If anyone knows my husband Scott, this isn't like him, it is him. The second tip-off was in a personal essay Offerman wrote about living with Mullally. He writes the following which I actually ran to get Scott and read to him when I read:

So we have this beautiful and cozy living space with luscious art and fabrics (and the occasional woodwork!) that is further enriched by Megan's adherence to a very Zen 'no clutter' policy. She laid this discipline on me when I first moved in with her some eighteen years ago, and I immediately recognized its calming value. Megan made our house amazing, and together we keep it neat and tidy, which subtly but consistently mollifies the chaotic energy of our schedules."

In my house we bicker about clutter and things that aren't where they're supposed to be but at the end of the day, Scott will tell me how much he appreciates that we don't have crap everywhere because it makes the house more relaxing. Fuckin right.

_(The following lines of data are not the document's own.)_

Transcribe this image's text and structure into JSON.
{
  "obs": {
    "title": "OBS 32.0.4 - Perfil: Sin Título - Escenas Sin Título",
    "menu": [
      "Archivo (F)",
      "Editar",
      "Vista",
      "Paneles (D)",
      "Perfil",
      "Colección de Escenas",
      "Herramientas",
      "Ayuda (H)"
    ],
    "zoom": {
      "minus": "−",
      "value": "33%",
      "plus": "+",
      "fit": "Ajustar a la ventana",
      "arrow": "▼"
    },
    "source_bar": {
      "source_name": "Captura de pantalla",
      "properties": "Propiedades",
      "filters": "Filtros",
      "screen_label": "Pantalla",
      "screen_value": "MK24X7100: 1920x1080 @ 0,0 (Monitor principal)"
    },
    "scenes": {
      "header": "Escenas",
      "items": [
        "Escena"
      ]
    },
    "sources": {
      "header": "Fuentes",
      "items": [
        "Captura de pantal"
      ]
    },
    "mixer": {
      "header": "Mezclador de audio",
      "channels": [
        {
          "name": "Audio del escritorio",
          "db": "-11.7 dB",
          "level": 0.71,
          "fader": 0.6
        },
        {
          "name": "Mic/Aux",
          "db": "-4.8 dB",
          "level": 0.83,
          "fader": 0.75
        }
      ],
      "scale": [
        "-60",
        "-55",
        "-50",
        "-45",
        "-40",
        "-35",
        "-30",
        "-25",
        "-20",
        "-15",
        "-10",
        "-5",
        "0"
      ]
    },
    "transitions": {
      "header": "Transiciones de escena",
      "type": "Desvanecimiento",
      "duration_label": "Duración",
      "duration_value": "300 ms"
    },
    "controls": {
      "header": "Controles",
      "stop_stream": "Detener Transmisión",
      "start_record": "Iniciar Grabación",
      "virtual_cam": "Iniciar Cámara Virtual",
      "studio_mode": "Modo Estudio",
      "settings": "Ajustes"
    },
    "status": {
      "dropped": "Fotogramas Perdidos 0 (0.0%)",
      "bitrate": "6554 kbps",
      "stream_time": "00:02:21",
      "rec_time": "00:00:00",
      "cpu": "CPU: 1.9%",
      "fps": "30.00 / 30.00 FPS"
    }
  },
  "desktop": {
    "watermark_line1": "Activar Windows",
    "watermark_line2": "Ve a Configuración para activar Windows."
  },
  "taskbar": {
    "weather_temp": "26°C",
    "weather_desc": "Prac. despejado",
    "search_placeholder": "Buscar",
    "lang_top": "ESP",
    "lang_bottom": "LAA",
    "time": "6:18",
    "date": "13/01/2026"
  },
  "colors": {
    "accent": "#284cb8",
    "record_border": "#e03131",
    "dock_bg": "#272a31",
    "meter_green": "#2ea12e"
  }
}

I do know how annoying it is to be bitched at to put my stuff away though, I was on the other end of this argument my whole life growing up. Turns out I'm exactly like my mother.

Mullally and Offerman posing with some of their puzzles


The final thing that threw the comparison over the edge was Mullally talking about their relationship and how it's his personality that makes her trust him so much:

Nick is not a big operator. It's great, because I've been with him for eighteen years now, and I never have to worry that he's out banging somebody else. Because he doesn't have it in him. He's not that kind of person." 

My husband is also not someone I would call a 'big operator'. Even though there are a ton of major differences between Offerman and Scott (a career in entertainment, for one) I really enjoyed reading about a marriage where the husband so closely resembles my own. It added an extra sweetness factor for me to an already insanely adorable book.

So despite really having a hard time with the format initially, it's now my favourite thing. I think anyone who likes either of these actors would appreciate the book, it's funny and silly and rich with details. I wish all celebrities would now do books with their spouses it's so much better and more intimate. I also want to add that the hardcover edition of this book is one of the nicest books I own, it's got thick glossy pages and weighs a ton.